Alors que notre pays a connu un taux de croissance moyen du PIB réel de 8% soit 5, 3% par tête d’habitant pendant les dix premières années de l’indépendance, le régime RPT, l’a fait sombrer dans un marasme économique et social largement imputable à une gouvernance aléatoire. En 35 ans, il a engendré un pays déchiré par les tensions politiques et affaibli par la pauvreté .
En 2004, face à l’incertitude de la vie intérieure, le Président EYADEMA, dans un sursaut de lucidité tardive, voulut amorcer le retour à une « Nouvelle Marche » mais sa disparition subite n’a pas permis de donner corps à cette ultime donne politique

Monsieur le Président,

Votre irruption sanglante dans la vie politique togolaise en 2005, sur fond de dissension familiale et ethnique témoigne d’une crise de maturité politique et morale incompatible avec les valeurs qui ont forgé l’émancipation politique de notre pays : patriotisme, culte du mérite , respect de soi et de la vie, solidarité.

Par votre geste de démesure à l’Assemblée nationale ,vous avez irrémédiablement scellé votre illégitimité au regard de la loi fondamentale de notre pays( art. 148 et 150 alinéa 3 de notre constitution).
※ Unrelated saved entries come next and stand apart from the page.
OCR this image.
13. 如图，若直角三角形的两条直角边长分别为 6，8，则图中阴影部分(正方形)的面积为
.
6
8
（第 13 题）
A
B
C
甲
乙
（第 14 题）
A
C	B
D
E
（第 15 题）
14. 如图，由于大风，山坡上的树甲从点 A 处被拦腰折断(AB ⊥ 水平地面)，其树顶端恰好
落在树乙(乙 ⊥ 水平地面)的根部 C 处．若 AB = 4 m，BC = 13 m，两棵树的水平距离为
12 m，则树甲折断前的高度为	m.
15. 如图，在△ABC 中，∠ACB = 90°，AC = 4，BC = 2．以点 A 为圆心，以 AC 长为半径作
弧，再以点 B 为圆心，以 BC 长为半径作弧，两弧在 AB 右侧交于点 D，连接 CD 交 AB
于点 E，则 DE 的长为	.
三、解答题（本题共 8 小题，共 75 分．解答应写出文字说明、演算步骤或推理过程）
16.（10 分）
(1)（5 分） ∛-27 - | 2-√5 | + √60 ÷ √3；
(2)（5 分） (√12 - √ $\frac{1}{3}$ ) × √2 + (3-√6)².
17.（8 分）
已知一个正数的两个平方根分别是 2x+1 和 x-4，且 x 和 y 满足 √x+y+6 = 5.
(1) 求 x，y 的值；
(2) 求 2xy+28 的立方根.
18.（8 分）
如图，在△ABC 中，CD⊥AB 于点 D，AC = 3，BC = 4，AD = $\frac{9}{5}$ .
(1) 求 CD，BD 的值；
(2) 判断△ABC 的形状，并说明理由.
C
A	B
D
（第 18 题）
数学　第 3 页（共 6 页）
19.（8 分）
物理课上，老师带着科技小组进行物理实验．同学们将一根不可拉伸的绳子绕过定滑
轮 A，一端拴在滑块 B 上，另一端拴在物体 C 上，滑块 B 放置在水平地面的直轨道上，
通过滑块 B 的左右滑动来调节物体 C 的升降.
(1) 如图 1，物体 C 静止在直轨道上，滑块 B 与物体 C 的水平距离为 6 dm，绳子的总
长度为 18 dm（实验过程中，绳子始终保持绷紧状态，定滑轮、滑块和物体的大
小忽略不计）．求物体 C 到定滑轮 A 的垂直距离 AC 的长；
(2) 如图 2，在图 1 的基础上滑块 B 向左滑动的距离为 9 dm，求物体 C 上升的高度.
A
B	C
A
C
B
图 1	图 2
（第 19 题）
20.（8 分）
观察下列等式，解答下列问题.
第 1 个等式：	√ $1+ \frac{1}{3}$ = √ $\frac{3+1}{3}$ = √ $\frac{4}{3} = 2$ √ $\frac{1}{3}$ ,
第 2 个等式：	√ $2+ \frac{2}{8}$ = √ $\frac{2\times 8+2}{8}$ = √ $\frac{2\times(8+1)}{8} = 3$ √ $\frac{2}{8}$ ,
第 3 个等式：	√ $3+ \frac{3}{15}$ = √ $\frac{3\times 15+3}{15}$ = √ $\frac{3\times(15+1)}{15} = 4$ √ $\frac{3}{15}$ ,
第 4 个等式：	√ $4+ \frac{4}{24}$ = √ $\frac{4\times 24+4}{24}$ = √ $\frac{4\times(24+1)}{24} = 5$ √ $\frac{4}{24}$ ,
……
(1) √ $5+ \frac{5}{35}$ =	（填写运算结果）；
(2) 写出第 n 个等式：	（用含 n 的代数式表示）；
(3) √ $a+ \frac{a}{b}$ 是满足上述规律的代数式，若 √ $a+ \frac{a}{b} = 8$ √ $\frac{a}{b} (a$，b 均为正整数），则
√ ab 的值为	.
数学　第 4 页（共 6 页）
Vous vous êtes disqualifié au regard de la loi pour avoir choisi de conquérir(sic) le pouvoir, non par l’élégance des urnes, mais par la force des armes en guise de pied-de-nez à notre intelligence collective.

Dans une nation fragile, seul le respect de la Loi fondamentale rassemble et protège au-delà des différences politiques et sociales. Nul par « excès d’honneur et d’indignité », ne saurait prendre conseil de ses propres faiblesses pour remettre en cause la sécurité des citoyens. En temps de paix, la violence est souvent décryptée comme l’expression des blessures cachées de l’âme de leurs auteurs. Elle n’a aucune justification politique. En 2005 aucune menace ne pesait sur votre personne. Vous étiez l’un des grands bénéficiaires par filiation des 35 ans de règne du régime RPT.

Monsieur le Président,

Le compromis politique du 20 Août 2006, conclu sous l’égide de la communauté internationale devait exorciser notre passé douloureux de violence, il devait ouvrir la voie à la réconciliation nationale. Il faut lire le rapport de la « Commission Nationale Spéciale d’Enquête Indépendante (CNSEI) présidée par Maitre Joseph Kokou KOFFIGH pour mesurer le degré de haine qui sous-tendait la relation bourreaux-victimes.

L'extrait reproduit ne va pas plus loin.